About 80 percent of Danes are members of one or another trade union. These organizations provide a wide range of services to their members, but their primary purpose is to protect and defend the interests of their clients in their relationship with the employer. If an employee loses his/her job, the trade union ensures that all the laws provided for in the dismissal process are respected, ensuring that redundancy payments, holiday pay, retirement money and all other rights and benefits of the redundant employees are guaranteed. When signing a new employment contract, you can get consultation on its compliance with the legal requirements and the employee’s interests.
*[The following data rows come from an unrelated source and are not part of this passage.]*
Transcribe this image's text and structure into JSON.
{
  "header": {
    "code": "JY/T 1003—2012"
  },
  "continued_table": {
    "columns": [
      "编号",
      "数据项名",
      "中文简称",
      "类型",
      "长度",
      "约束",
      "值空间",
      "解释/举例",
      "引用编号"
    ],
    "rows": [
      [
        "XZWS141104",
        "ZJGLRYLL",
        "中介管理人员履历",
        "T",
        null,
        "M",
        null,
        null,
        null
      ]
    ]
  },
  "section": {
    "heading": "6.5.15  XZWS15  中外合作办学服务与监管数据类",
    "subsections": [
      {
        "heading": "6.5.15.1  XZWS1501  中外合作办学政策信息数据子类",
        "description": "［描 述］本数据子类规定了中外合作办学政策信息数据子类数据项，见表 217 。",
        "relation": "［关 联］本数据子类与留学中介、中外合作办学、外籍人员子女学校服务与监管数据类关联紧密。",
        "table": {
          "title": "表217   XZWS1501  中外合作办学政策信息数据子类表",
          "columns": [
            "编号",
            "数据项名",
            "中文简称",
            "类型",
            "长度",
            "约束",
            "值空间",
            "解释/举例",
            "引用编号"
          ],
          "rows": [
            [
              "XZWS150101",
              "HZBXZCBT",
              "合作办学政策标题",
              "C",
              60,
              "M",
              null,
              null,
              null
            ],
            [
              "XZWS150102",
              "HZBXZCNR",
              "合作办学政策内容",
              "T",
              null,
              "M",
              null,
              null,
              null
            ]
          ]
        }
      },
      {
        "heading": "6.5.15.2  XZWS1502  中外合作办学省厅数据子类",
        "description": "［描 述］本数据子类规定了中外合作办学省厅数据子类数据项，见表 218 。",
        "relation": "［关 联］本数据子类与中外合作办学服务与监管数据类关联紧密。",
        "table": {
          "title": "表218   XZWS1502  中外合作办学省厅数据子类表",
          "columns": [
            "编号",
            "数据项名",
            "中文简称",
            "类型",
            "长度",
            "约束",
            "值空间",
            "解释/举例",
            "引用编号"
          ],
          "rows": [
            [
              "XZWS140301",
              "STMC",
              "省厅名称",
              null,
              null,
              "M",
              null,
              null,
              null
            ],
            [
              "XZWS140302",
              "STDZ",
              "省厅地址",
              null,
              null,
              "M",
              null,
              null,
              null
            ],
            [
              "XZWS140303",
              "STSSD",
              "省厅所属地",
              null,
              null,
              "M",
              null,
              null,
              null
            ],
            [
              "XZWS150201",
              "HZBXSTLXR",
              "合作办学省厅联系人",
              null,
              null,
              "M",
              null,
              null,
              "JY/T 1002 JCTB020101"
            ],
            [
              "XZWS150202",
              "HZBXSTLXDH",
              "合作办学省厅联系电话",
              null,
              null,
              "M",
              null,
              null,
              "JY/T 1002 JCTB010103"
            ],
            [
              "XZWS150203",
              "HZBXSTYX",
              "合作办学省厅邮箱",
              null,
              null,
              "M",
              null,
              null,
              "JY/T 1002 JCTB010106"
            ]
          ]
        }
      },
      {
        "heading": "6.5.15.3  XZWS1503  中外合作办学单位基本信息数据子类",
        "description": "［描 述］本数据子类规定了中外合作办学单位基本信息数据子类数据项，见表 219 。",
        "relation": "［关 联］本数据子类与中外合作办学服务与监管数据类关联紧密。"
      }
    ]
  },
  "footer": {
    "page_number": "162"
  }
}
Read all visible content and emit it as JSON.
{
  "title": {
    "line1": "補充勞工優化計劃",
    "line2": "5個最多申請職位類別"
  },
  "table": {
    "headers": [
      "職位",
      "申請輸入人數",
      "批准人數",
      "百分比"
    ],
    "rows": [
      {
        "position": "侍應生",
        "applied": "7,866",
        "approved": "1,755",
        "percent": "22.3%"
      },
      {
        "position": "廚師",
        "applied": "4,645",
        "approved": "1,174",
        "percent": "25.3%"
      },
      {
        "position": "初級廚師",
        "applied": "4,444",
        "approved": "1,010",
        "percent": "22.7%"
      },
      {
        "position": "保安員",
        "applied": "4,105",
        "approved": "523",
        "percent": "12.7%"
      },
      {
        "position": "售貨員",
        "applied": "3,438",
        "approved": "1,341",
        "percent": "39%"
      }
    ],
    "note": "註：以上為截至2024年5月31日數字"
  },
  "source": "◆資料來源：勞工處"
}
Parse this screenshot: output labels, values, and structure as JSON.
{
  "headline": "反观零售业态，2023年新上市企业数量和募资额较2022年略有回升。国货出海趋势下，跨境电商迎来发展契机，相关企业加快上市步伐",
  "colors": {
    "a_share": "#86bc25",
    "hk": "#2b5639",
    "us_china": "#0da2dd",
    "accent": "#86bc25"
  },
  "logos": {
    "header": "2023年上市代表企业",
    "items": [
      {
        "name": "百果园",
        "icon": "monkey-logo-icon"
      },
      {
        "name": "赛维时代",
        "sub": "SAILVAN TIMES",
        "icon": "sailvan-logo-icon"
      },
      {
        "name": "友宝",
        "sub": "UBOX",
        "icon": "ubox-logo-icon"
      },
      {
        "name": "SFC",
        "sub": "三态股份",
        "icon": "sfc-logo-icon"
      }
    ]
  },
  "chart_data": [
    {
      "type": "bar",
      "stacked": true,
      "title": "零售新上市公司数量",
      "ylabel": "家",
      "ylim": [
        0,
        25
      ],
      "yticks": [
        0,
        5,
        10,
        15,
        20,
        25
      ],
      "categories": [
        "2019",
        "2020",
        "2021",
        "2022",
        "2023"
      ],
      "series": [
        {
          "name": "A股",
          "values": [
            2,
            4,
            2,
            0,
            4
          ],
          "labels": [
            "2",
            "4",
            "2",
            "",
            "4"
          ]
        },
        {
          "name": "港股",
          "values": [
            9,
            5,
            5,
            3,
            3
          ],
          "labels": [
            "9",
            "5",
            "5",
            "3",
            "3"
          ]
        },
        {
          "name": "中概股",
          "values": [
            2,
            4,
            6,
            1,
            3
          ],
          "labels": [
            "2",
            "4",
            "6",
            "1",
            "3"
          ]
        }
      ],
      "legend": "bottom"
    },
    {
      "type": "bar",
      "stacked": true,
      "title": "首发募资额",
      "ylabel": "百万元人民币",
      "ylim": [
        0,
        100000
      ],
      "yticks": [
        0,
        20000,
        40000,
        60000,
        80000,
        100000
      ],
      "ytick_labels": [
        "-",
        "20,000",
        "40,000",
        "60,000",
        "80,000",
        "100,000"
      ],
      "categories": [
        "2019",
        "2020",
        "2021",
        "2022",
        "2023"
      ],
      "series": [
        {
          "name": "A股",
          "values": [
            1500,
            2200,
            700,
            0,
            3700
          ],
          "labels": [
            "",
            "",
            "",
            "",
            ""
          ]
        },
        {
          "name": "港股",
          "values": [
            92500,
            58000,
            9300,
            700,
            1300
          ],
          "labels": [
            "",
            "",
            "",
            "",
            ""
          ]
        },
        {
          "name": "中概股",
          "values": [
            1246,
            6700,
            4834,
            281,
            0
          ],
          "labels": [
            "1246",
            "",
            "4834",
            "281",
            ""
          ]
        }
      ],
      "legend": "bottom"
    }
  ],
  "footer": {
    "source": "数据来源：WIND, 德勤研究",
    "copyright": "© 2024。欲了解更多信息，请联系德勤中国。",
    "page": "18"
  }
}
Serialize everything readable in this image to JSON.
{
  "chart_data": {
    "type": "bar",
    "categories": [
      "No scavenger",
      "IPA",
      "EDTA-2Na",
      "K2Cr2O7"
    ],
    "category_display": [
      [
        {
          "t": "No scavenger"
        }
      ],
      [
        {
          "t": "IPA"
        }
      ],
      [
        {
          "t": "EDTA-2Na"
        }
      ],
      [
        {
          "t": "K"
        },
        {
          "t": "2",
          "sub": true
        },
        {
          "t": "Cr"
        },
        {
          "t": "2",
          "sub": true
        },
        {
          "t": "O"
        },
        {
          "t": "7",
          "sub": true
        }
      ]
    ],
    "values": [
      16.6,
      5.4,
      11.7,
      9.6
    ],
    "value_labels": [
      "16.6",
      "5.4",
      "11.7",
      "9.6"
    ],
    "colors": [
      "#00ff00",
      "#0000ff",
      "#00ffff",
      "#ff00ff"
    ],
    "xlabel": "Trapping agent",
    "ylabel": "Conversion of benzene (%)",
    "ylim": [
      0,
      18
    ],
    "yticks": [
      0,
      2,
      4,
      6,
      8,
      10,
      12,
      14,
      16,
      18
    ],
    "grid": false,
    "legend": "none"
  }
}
If a trade union member is unemployed, he or she can be provided with the help and advice to find a job, also offered a qualification upgrading courses under the chosen program, or additional Danish language courses. A trade union member can also get qualified experts’ help to create quality CVs. The Unemployment Benefit (“A-kasse”) is also managed through the trade unions, but this type of benefit is paid only after the member has paid contributions to the fund for one full year. Another possibility to receive benefits from this fund is the completion of at least 2 years of study, graduating with a bachelor or master degree. In this case, it is not required to pay one year’s contribution.
Employers’ attitude towards trade unions
Employers’ attitudes depend very much on the company’s working conditions. It is no secret that a number of foreigners working in Denmark are employed by firms that prioritize cheap labor. Employers are looking for different ways of saving when trying to optimize their costs. Often, these savings are the result of paying salaries in cash, unpaid holiday and retirement money, no additional payments for overtime or night work, weekends or public holidays. This is the most common cause of conflict between employee and employer.
These rates and debts are easily calculated if you can document the time spent on payroll or personal notes that show the number of hours actually worked by the employee. If the employer is unable to deny the authenticity of the employees’ notes, it is sufficient for the trade union to demand reimbursement of the outstanding amount.
Trade unions have their own team of lawyers that work exclusively with this type of cases and have accumulated extensive experience in this field. When a trade union member provides all the necessary documents to calculate the unpaid amount, the employer is usually asked directly to clarify the situation and to come to a meeting with a lawyer team. Employers usually delay responding or do not respond to such an appeal, resulting the conflict being settled through the courts.
If a firm is small, the usual employer tactics are bankruptcy announcement, asset and client transfer to another company that has a similar name and performs the same business. However, if the firm is larger and the cost of bankruptcy is high, employers often choose to pay the missing amount to the employee with the hope that the matter can be quickly “extinguished” and that other employees do not know about the compensation paid and will not take similar action.
It should be noted that every employee, when signing an employment contract, agrees with the terms and conditions, therefore it is necessary to take a very good look at the contract points and consult with the experts, otherwise, in the event of a conflict with the employer, the trade unions’ ability to protect their client may be limited.
In the case of company’s bankruptcy, Lønmodtagernes Garantifond (LG) has been created in Denmark. The function of this fund is to ensure that its employees still receive the money they earn after the company has declared bankruptcy. The compensation process takes place under certain rules and conditions, for example the amount of compensation may not exceed 160,000 kr. This fund also compensates for unpaid holidays in bankruptcy. LG works on a case-by-case basis, so it can take up to 35 days to get in touch with the fund. After the decision is made, the payments are executed within 3 – 5 days to the personal Nemkonto account or directly to the trade union if it is authorized to handle the employee’s matters.
How to choose the right union?
First of all, attention should be paid to the price for being a member and the size of the union. Denmark has niche trade unions that work with specific sectors, but it is better to choose one of the larger trade unions because they have a much larger network of customer service offices, more experience working with foreigners and their specific problems. The big trade unions are also competing with each other to offer the most attractive price/quality ratio. Additionally, different packages are available, where the most expensive ones are provided with free consultations with lawyers, free courses and trainings, the opportunity to get discounts on other products and services, etc. It is recommended to invest some time and look at the current offers. It is also worth noting that membership of the union and the A-kasse are subject to a tax credit (fradrag), which means that the tax-free minimum is automatically increased to the amount of all annual contributions (up to 6,000dkk per year). When filling out your annual tax return, please note that this amount is entered in field 429 or 458.